Location: Forage and Livestock Production ResearchTitle: Fecal NIRS relationship with intake and diet digestibility of grazed Bahiagrass by cows determined by nalkanes) Author
|Chase, Chadwick - Chad|
Submitted to: Journal of Animal Science
Publication Type: Abstract Only
Publication Acceptance Date: 4/25/2012
Publication Date: 7/9/2012
Citation: Coleman, S.W., Chase, C.C. 2012. Fecal NIRS relationship with intake and diet digestibility of grazed Bahiagrass by cows determined by nalkanes.[abstract] Journal of Animal Science. 90(3):454. Interpretive Summary: Abstract only.
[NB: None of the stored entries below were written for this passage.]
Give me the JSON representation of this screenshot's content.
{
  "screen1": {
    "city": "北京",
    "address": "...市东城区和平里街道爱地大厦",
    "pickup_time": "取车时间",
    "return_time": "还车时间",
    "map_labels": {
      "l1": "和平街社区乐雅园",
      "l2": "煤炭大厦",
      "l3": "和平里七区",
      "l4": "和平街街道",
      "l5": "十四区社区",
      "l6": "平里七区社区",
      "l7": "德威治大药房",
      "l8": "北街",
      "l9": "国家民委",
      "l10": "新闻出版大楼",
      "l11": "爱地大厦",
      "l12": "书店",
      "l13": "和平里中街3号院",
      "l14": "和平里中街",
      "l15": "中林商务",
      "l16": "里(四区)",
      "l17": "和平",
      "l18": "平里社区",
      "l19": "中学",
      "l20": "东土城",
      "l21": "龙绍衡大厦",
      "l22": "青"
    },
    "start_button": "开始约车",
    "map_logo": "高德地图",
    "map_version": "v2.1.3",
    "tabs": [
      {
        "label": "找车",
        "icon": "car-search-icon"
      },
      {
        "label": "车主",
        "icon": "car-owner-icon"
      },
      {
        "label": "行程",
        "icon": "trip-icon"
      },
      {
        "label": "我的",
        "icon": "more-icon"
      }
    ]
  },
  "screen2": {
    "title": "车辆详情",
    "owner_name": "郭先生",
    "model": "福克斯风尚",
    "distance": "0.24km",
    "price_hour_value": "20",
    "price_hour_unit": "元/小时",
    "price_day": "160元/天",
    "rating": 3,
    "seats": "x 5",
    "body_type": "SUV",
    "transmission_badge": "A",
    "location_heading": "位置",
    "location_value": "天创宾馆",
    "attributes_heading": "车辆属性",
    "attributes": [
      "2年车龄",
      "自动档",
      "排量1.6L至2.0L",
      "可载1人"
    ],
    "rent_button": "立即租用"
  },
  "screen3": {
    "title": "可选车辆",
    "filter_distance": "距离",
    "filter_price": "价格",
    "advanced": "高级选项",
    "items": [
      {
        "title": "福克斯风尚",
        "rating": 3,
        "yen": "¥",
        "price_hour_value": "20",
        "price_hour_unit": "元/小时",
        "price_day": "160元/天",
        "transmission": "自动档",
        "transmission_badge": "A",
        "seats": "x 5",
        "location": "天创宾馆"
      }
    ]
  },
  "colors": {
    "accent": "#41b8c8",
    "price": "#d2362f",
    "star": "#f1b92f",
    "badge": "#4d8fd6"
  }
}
Technical Abstract: The objective of this study was to determine if fecal analysis by NIRS could be used to calibrate for intake determined by the alkane ratio technique in grazing cows. Dry matter intake (DMI; g/kg BW) and diet digestibility (D) was estimated in cows of various breeds in 7 trials over 7 years during different seasons. Nine to 12 cows were used in each trial and on d-1, each received a bolus that delivered a prescribed amount daily of both C32 and C36 n-alkanes as external markers. The bolus was designed to deliver 300 mg of marker each day over about 21 d. In 4 of the trials, actual payout was determined by collecting feces until dosed marker was not detected. Fecal samples were collected daily from the ground as marked cows defecated in presence of an observer, lyophilized, scanned by NIRS (400–2500 nm), and analyzed for n-alkane concentration following ethanolic KOH extraction and cleanup. Diet D was estimated by the ratio of naturally occurring plant cuticular wax n-alkanes (odd-chain C27-C37) in the forage and feces. Intake was estimated by the ratio of daily dose of external marker and fecal marker concentration corrected for forage C32 or C36. Bahiagrass contained sufficient C31, C33, and C35 for use as markers and concentration in feces varied both within trial and across trials providing variation in D. Calibration equations were developed by PLS regression of DMI and D on fecal spectra. The equations were then used to predict values on the same spectra to determine if structural bias occurred within the data set among trials and breeds within trial. Differences between alkane estimated DMI (31.6 ± 13.6) and D (65.2 ± 7.0) and NIRS estimated DMI (31.1 ± 8.3) and D (65.5 ± 4.7) were significant (P < 0.001) among trials but not different due to breed within trial. When alkane estimated D was regressed on NIRS predicted D, slopes differed among trials (P < 0.0001) and breed within trial (P < 0.01). However, slopes for DMI differed among trials (P < 0.001) but not breed (P = 0.60). We suggest that NIRS can be used as a double sampling technique with n-alkanes for estimating DMI and diet D on large numbers of animals.